Смех обрывается. Удар. Вергилий оборачивается резко, как подстреленный. За его спиной стоит Дама. Она входит в круг и становится перед ним, он невольно пятится назад. Потом встряхивается, лицо его обретает решимость, и он делает шаг обратно ей навстречу. Теперь они стоят внутри круга, лицом к лицу, друг напротив друга на расстоянии двух с половиной – трех метров: смуглая женщина в темном платье и обнаженный юноша с алебастровой кожей. Сверлят друг друга взглядами. В воздухе повисает напряжение, как перед началом дуэльного поединка стрелков на Диком Западе. Ясно, что поединок будет – Вергилий так просто не сдастся, и теперь он, похоже, во всеоружии: свечение вокруг обоих стоящих в круге усиливается.
– Ты так ничего и не понял, мой бедный обиженный Ученик… – говорит Дама, с сожалением глядя на него.
– Я больше не твой ученик! И никогда им не был! – кричит Вергилий.
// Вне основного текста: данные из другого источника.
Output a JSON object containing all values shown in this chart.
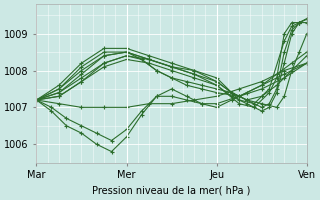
{
  "title": "",
  "xlabel": "Pression niveau de la mer( hPa )",
  "ylabel": "",
  "bg_color": "#cce8e4",
  "plot_bg_color": "#cce8e4",
  "line_color": "#2d6e2d",
  "ylim": [
    1005.5,
    1009.8
  ],
  "xlim": [
    0,
    72
  ],
  "xtick_labels": [
    "Mar",
    "Mer",
    "Jeu",
    "Ven"
  ],
  "xtick_positions": [
    0,
    24,
    48,
    72
  ],
  "ytick_labels": [
    "1006",
    "1007",
    "1008",
    "1009"
  ],
  "ytick_values": [
    1006,
    1007,
    1008,
    1009
  ],
  "grid_color": "#b0d8d2",
  "series": [
    {
      "x": [
        0,
        6,
        12,
        18,
        24,
        30,
        36,
        42,
        48,
        54,
        60,
        66,
        72
      ],
      "y": [
        1007.2,
        1007.1,
        1007.0,
        1007.0,
        1007.0,
        1007.1,
        1007.1,
        1007.2,
        1007.3,
        1007.5,
        1007.7,
        1008.0,
        1008.2
      ]
    },
    {
      "x": [
        0,
        4,
        8,
        12,
        16,
        20,
        24,
        28,
        32,
        36,
        40,
        44,
        48,
        52,
        56,
        60,
        64,
        68,
        72
      ],
      "y": [
        1007.2,
        1006.9,
        1006.5,
        1006.3,
        1006.0,
        1005.8,
        1006.2,
        1006.8,
        1007.3,
        1007.5,
        1007.3,
        1007.1,
        1007.0,
        1007.2,
        1007.4,
        1007.6,
        1007.9,
        1008.2,
        1008.5
      ]
    },
    {
      "x": [
        0,
        4,
        8,
        12,
        16,
        20,
        24,
        28,
        32,
        36,
        40,
        44,
        48,
        54,
        60,
        66,
        72
      ],
      "y": [
        1007.2,
        1007.0,
        1006.7,
        1006.5,
        1006.3,
        1006.1,
        1006.4,
        1006.9,
        1007.3,
        1007.3,
        1007.2,
        1007.1,
        1007.1,
        1007.3,
        1007.6,
        1007.9,
        1008.2
      ]
    },
    {
      "x": [
        0,
        6,
        12,
        18,
        24,
        28,
        32,
        36,
        40,
        44,
        48,
        54,
        60,
        66,
        72
      ],
      "y": [
        1007.2,
        1007.3,
        1007.7,
        1008.2,
        1008.4,
        1008.3,
        1008.0,
        1007.8,
        1007.6,
        1007.5,
        1007.4,
        1007.3,
        1007.5,
        1007.8,
        1008.2
      ]
    },
    {
      "x": [
        0,
        6,
        12,
        18,
        24,
        28,
        32,
        36,
        40,
        44,
        48,
        52,
        56,
        60,
        64,
        68,
        72
      ],
      "y": [
        1007.2,
        1007.4,
        1007.9,
        1008.4,
        1008.5,
        1008.3,
        1008.0,
        1007.8,
        1007.7,
        1007.6,
        1007.5,
        1007.4,
        1007.2,
        1007.3,
        1007.6,
        1008.0,
        1008.4
      ]
    },
    {
      "x": [
        0,
        6,
        12,
        18,
        24,
        30,
        36,
        42,
        48,
        52,
        56,
        60,
        64,
        66,
        68,
        70,
        72
      ],
      "y": [
        1007.2,
        1007.5,
        1008.0,
        1008.4,
        1008.5,
        1008.3,
        1008.1,
        1008.0,
        1007.7,
        1007.4,
        1007.2,
        1007.1,
        1007.0,
        1007.3,
        1008.0,
        1008.5,
        1009.0
      ]
    },
    {
      "x": [
        0,
        6,
        12,
        18,
        24,
        30,
        36,
        42,
        48,
        54,
        58,
        62,
        66,
        68,
        70,
        72
      ],
      "y": [
        1007.2,
        1007.6,
        1008.2,
        1008.6,
        1008.6,
        1008.4,
        1008.2,
        1008.0,
        1007.8,
        1007.2,
        1007.1,
        1007.5,
        1008.8,
        1009.2,
        1009.3,
        1009.4
      ]
    },
    {
      "x": [
        0,
        6,
        12,
        18,
        24,
        30,
        36,
        42,
        48,
        54,
        58,
        62,
        64,
        66,
        68,
        70,
        72
      ],
      "y": [
        1007.2,
        1007.5,
        1008.1,
        1008.5,
        1008.5,
        1008.3,
        1008.1,
        1007.9,
        1007.6,
        1007.1,
        1007.0,
        1007.4,
        1007.8,
        1009.0,
        1009.3,
        1009.3,
        1009.4
      ]
    },
    {
      "x": [
        0,
        6,
        12,
        18,
        24,
        30,
        36,
        42,
        48,
        52,
        56,
        60,
        62,
        64,
        66,
        68,
        70,
        72
      ],
      "y": [
        1007.2,
        1007.4,
        1007.8,
        1008.2,
        1008.4,
        1008.3,
        1008.1,
        1007.9,
        1007.7,
        1007.4,
        1007.2,
        1007.0,
        1007.1,
        1007.5,
        1008.5,
        1009.1,
        1009.3,
        1009.4
      ]
    },
    {
      "x": [
        0,
        6,
        12,
        18,
        24,
        30,
        36,
        42,
        48,
        52,
        56,
        60,
        62,
        64,
        66,
        68,
        70,
        72
      ],
      "y": [
        1007.2,
        1007.3,
        1007.7,
        1008.1,
        1008.3,
        1008.2,
        1008.0,
        1007.8,
        1007.6,
        1007.3,
        1007.1,
        1006.9,
        1007.0,
        1007.4,
        1008.2,
        1009.0,
        1009.3,
        1009.3
      ]
    }
  ]
}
* * *…Своих родителей он никогда не знал – его подкинули к дверям монастыря. Суровые, но простодушные братья-францисканцы воспитали его в духе строгости и истовой веры. В юности он никогда не желал ни славы, ни богатства, не думал и не мечтал ни о чем ином, кроме смиренного служения Господу в тихих стенах обители. Но когда ему едва исполнилось тринадцать, монастырь, ставший для него домом, закрылся. Пришлось перебраться в другой монастырь, по соседству. Это был доминиканский монастырь, и порядки там существенно отличались от прежних. Псы Господни (дóмини кáнес, так они сами себя называли) не только почитали Писание, но также поощряли интерес своих воспитанников к самым различным знаниям. Они быстро оценили способности смышленого паренька, легко запоминавшего и цитировавшего целые главы из Отцов Церкви, и стали готовить его к стезе проповедника. Однако через три года все вновь переменилось.
В монастырь заехал знаменитый отец Игнациус, глава инквизиторов обширной области, в которой располагалась и эта обитель. Ему был нужен секретарь для записи показаний на процессах – прежний секретарь заболел и скоропостижно скончался. Настоятель предложил попробовать в качестве секретаря способного паренька, отличавшегося крайней набожностью и отличными способностями. И хотя тому не очень хотелось отрываться от занятий, спорить с настоятелем даже не пришло ему в голову. Так в шестнадцать лет он впервые покинул простой и ясный мир монашеской общины, чтобы, следуя за несгибаемым отцом Игнациусом, сразу же окунуться в самые грязные, пугающие и отвратительные уголки мирской жизни. Возможно, мирская жизнь показалась бы ему более соблазнительной, если бы отец Игнациус преследовал дьявола в роскошных дворцах или в богатых городах. Но небольшой отряд инквизиторов без устали колесил по самым отдаленным селам и деревенькам, везде извлекая на свет божий самые ужасающие и мрачные тайны. Колдуны и ведьмы неизменно обнаруживались под самой невинной личиной и после первых же пыток начинали признаваться в таком, от чего волосы на голове юного послушника вставали дыбом.